NASA is Ready to Study the Heart of Mars
NASA is about to go on a journey to study the center of Mars.
The space agency held a news conference recently at its Jet Propulsion Laboratory in Pasadena, California, detailing the next mission to the Red Planet.
InSight — short for Interior Exploration using Seismic Investigations, Geodesy and Heat Transport — is a stationary lander scheduled to launch as early as May 5. It will be the first mission ever dedicated to Mars’ deep interior, and the first NASA mission since the Apollo moon landings to place a seismometer on the soil of another planet.
For JPL’s Bruce Banerdt, it’s also a labor of love. Banerdt, InSight’s principal investigator, has worked for more than 25 years to make the mission a reality.

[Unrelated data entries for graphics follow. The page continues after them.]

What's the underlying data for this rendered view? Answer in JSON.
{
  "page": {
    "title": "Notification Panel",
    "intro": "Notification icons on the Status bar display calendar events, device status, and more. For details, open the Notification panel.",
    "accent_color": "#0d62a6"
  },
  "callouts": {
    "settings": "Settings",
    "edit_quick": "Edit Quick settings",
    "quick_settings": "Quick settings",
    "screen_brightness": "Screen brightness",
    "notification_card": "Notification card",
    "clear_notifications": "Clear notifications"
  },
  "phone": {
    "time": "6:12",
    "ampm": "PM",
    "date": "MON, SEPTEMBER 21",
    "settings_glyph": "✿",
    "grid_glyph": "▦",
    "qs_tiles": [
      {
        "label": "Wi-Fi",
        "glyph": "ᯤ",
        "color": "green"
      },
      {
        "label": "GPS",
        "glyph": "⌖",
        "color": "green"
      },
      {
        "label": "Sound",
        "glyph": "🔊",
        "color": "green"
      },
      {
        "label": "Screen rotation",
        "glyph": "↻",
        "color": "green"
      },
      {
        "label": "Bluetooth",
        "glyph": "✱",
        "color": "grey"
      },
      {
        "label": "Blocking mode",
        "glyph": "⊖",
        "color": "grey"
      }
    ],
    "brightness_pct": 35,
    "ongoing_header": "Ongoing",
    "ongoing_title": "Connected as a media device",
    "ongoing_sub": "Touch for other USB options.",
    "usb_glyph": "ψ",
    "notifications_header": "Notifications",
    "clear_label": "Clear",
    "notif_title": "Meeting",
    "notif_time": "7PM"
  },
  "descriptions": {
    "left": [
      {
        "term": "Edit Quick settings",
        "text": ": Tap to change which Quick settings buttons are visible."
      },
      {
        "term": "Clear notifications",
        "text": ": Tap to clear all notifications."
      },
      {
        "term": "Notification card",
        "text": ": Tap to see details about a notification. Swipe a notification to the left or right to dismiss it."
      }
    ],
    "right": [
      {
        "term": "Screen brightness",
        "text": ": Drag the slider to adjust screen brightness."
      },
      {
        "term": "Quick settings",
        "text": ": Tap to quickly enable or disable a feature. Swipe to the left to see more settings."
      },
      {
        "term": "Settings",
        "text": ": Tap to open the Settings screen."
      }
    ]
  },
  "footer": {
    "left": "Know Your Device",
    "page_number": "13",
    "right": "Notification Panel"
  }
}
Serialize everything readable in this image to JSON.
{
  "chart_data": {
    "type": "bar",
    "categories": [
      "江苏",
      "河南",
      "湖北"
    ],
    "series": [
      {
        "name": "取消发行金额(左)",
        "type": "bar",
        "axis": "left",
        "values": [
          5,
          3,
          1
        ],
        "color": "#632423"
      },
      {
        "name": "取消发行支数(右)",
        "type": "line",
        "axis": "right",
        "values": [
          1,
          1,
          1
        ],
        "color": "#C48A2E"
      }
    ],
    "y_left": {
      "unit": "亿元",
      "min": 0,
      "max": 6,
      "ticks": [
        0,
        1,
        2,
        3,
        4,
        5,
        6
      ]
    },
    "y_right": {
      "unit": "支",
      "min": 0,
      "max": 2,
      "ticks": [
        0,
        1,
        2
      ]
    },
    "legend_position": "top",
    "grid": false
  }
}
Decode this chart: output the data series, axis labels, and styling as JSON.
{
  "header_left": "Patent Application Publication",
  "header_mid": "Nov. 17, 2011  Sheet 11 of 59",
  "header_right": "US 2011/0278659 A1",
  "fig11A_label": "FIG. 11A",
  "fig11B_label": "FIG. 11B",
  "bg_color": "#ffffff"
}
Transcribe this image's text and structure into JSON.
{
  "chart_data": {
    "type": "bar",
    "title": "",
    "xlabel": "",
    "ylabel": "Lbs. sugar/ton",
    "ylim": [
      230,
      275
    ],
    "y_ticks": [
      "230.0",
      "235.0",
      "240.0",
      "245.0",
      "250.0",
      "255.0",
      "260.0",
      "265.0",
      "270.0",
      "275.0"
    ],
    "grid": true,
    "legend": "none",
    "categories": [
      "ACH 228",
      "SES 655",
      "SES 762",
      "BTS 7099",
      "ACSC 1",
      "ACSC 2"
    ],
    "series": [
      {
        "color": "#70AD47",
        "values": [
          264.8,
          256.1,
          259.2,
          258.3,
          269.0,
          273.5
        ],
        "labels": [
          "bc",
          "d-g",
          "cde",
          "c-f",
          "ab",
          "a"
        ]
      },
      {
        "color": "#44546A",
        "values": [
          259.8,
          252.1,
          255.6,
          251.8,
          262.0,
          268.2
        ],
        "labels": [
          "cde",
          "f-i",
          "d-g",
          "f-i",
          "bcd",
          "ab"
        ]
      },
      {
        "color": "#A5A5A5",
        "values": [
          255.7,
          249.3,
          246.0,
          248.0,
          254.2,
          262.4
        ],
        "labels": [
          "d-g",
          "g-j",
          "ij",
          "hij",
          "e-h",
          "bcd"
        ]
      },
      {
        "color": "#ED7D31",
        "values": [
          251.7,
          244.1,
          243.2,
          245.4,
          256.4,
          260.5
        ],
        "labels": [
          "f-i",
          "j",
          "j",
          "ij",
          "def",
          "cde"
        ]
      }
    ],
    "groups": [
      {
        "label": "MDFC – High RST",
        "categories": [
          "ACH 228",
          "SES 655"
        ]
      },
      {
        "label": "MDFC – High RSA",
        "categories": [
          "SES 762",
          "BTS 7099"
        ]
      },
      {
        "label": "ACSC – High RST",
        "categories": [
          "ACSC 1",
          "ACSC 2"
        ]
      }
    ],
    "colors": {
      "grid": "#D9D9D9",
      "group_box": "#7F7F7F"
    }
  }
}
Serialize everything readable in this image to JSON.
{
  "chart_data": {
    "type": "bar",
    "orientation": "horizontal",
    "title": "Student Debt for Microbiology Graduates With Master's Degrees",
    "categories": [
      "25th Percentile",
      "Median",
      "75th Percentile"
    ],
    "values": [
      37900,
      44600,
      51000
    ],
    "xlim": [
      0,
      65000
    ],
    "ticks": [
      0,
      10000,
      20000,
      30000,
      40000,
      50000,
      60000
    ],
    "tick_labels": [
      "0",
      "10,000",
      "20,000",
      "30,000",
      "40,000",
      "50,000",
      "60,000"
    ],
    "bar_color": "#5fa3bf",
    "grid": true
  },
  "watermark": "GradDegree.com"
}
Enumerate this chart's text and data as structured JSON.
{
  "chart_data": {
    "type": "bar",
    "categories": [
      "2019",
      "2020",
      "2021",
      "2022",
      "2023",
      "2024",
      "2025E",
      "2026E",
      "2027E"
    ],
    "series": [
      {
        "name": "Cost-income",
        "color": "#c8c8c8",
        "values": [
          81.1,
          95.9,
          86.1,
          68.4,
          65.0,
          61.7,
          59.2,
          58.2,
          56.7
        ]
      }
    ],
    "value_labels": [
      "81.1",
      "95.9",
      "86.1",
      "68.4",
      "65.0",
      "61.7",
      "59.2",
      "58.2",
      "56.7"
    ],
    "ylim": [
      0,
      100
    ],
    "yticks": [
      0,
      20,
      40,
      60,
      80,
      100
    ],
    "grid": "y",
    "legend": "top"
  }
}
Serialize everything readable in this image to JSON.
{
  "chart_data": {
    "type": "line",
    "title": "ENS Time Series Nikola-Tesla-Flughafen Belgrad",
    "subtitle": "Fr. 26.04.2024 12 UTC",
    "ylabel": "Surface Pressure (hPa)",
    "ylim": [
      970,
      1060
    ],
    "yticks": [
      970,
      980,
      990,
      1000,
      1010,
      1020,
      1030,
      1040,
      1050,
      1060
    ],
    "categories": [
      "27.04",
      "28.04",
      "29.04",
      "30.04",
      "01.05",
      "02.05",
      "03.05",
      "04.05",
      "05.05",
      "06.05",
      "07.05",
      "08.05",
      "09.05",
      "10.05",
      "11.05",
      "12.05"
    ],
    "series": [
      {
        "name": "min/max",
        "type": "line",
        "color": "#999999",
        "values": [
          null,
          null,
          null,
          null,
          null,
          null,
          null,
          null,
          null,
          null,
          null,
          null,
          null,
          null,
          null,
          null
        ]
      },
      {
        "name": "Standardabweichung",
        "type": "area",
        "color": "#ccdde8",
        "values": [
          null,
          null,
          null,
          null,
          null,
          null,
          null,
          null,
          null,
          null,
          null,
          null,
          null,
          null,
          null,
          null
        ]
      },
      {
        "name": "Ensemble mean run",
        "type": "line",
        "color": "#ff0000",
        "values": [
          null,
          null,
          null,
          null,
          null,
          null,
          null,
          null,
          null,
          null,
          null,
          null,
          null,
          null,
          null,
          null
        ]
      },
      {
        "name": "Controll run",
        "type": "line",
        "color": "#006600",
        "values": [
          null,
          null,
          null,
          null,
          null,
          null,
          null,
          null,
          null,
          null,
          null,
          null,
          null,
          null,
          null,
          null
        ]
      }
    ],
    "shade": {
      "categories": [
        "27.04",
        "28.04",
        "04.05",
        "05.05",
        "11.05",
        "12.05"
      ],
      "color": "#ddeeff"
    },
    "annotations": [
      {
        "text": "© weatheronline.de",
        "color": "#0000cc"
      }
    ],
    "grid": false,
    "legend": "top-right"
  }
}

“In some ways InSight is like a scientific time machine that will bring back information about the earliest stages of Mars’ formation four-and-a-half billion years ago,” Banerdt said. “It will help us learn how rocky bodies form, including Earth, its moon and even planets in other solar systems.”
Scientists hope that by detecting marsquakes and other phenomena inside the planet, InSight can better understand how Mars formed. InSight carries a suite of sensitive instruments to gather these data; unlike a rover mission, they require a spacecraft that sits still and carefully places its instruments on the Martian surface.
NASA isn’t the only agency excited about the mission. Several European partners contributed instruments, or instrument components, for the InSight mission. For example, France’s Centre National d’Études Spatiales (CNES) led a multinational team that built an ultra-sensitive seismometer for detecting marsquakes. The German Aerospace Center (DLR) developed a thermal probe that can bury itself up to 16 feet (5 meters) underground and measure heat flowing from inside the planet.
“InSight is a truly international space mission,” said Project Manager Tom Hoffman of JPL. “Our partners have delivered incredibly capable instruments that will make it possible to gather unique science after we land.”
Looking deep into Mars will let scientists understand how different its crust, mantle and core are from their counterparts on Earth. In a sense, Mars is the exoplanet next door: a nearby example of how gas, dust and heat combine and arrange themselves into a planet.
InSight is currently at Vandenberg Air Force Base in California undergoing final preparation before launch. On Wednesday, it completed what’s known as a spin test: the entire spacecraft is rotated at high speeds to confirm its center of gravity.
That’s critical for its entry, descent and landing on Mars in November, Hoffman said. In the next month, the spacecraft will be mounted to its rocket, connections between them will be checked, and the launch team will go through a final training.
“This next month will be exciting,” Banerdt said. “We’ve got some final work to do, but we’re almost ready to go to Mars.”